When Mayfield administration chose to offer a new Forensics Science course in their STEM curriculum this year, they had to look no further than their own distinguished Dr. Laurie Kovalenko to teach. Dr. Kovalenko (or “Dr. K” to her students) went to Cornell for her undergraduate in Chemistry, received her PhD from the University of Colorado—Boulder in Chemical Physics (with research in quantum mechanics), and did her post-doc work at Stanford, analyzing the physical properties of meteorites using laser-induced desorption mass spectrometry. She worked in prestigious labs including JPL, and instructed at the university-level nationwide, before she started teaching students much earlier on their academic journeys. Dr. K has made a career of pursuing her curiosity, while applying her rigorous scientific principles to whatever new discipline she takes on. Dr. K was already teaching Mayfield’s Physics and Chemistry courses when she was approached about the inaugural Forensics Science course. She was eager to take on the challenge but admits, “I don’t even watch NCIS or CSI!” Dr. K laughs while she explains, “I am not into gore, but I do love working on a good problem!”

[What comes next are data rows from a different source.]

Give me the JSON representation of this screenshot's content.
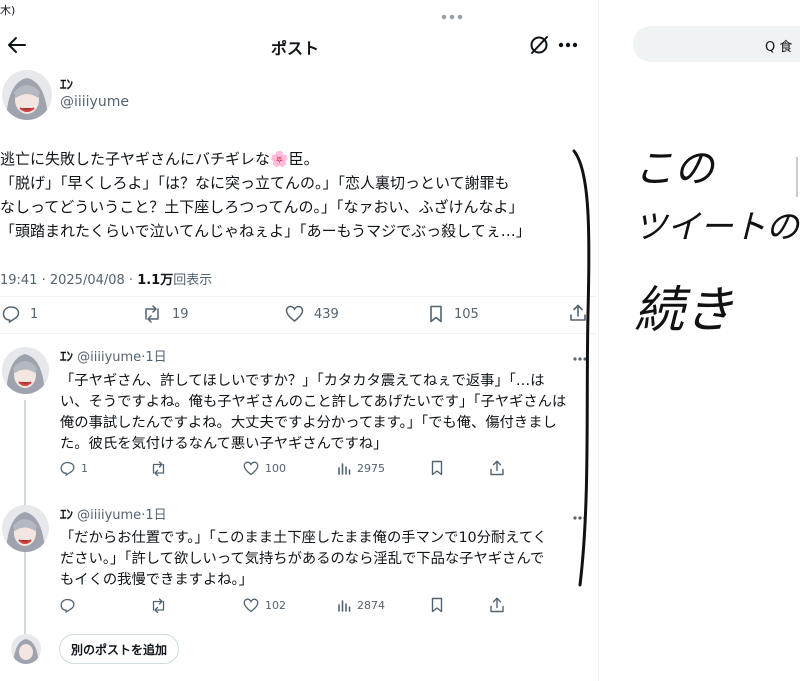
{
  "status": {
    "time_fragment": "木)"
  },
  "header": {
    "title": "ポスト"
  },
  "author": {
    "name": "ｴﾝ",
    "handle": "@iiiiyume"
  },
  "post": {
    "lines": [
      "逃亡に失敗した子ヤギさんにバチギレな🌸臣。",
      "「脱げ」「早くしろよ」「は？なに突っ立てんの。」「恋人裏切っといて謝罪も",
      "なしってどういうこと？土下座しろつってんの。」「なァおい、ふざけんなよ」",
      "「頭踏まれたくらいで泣いてんじゃねぇよ」「あーもうマジでぶっ殺してぇ…」"
    ],
    "time": "19:41 · 2025/04/08 · ",
    "views_count": "1.1万",
    "views_label": "回表示",
    "stats": {
      "replies": "1",
      "reposts": "19",
      "likes": "439",
      "bookmarks": "105"
    }
  },
  "replies": [
    {
      "name": "ｴﾝ",
      "handle": "@iiiiyume",
      "age": "·1日",
      "lines": [
        "「子ヤギさん、許してほしいですか？」「カタカタ震えてねぇで返事」「…は",
        "い、そうですよね。俺も子ヤギさんのこと許してあげたいです」「子ヤギさんは",
        "俺の事試したんですよね。大丈夫ですよ分かってます。」「でも俺、傷付きまし",
        "た。彼氏を気付けるなんて悪い子ヤギさんですね」"
      ],
      "stats": {
        "replies": "1",
        "reposts": "",
        "likes": "100",
        "views": "2975"
      }
    },
    {
      "name": "ｴﾝ",
      "handle": "@iiiiyume",
      "age": "·1日",
      "lines": [
        "「だからお仕置です。」「このまま土下座したまま俺の手マンで10分耐えてく",
        "ださい。」「許して欲しいって気持ちがあるのなら淫乱で下品な子ヤギさんで",
        "もイくの我慢できますよね。」"
      ],
      "stats": {
        "replies": "",
        "reposts": "",
        "likes": "102",
        "views": "2874"
      }
    }
  ],
  "compose": {
    "add_post_label": "別のポストを追加"
  },
  "side": {
    "search_fragment": "Q 食"
  },
  "annotation": {
    "lines": [
      "この",
      "ツイートの",
      "続き"
    ]
  },
  "colors": {
    "primary_text": "#0f1419",
    "secondary_text": "#536471",
    "divider": "#eff3f4"
  }
}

There is no question there is a media appetite for some of the work done in forensic science, and many students had their first exposure to the field from that source. Jemimah Khan ’24 explains “I heard about forensics for the first time when I was around 10-13 watching an Indian crime show…after watching the show Criminal Minds, I fell more in love with the psychological aspect of forensics.” Abby Beegle ‘23 also explains, “I was first introduced to it through TV, “Back when I was in the fifth grade, my favorite tv show and favorite character was a Crime Scene Investigator,” adding, “Ever since then I saw CSI and Forensic examiners on TV and just was really fascinated with the topic.” Allison Erickson has a similar point of entry. “I love watching true crime documentaries and learning all about cases,” she says. “So I thought it would be fun to learn about the behind the scenes of it.”
In fact, the presentations in Dr. K’s class today might help demystify the media narrative of popular TV shows quite a bit. The twelve students in this course prepared individual slide-decks, each exploring a single profession inside the field of forensic science, and they take turns sharing their presentations to the entire class. The first student presentation was about a “DNA Expert,” the next a “Homicide Investigator,” then “Crime Scene Investigator,” “Firearms Examiner,” “Toxicologist,” “Forensic Psychiatrist” and “Medical Examiner.” The presentations bring the nuts and bolts to these specific professions, from salary, to hours, to location of that work—be it the field or the lab—and they also take into account the physical and mental strain some of these jobs entail.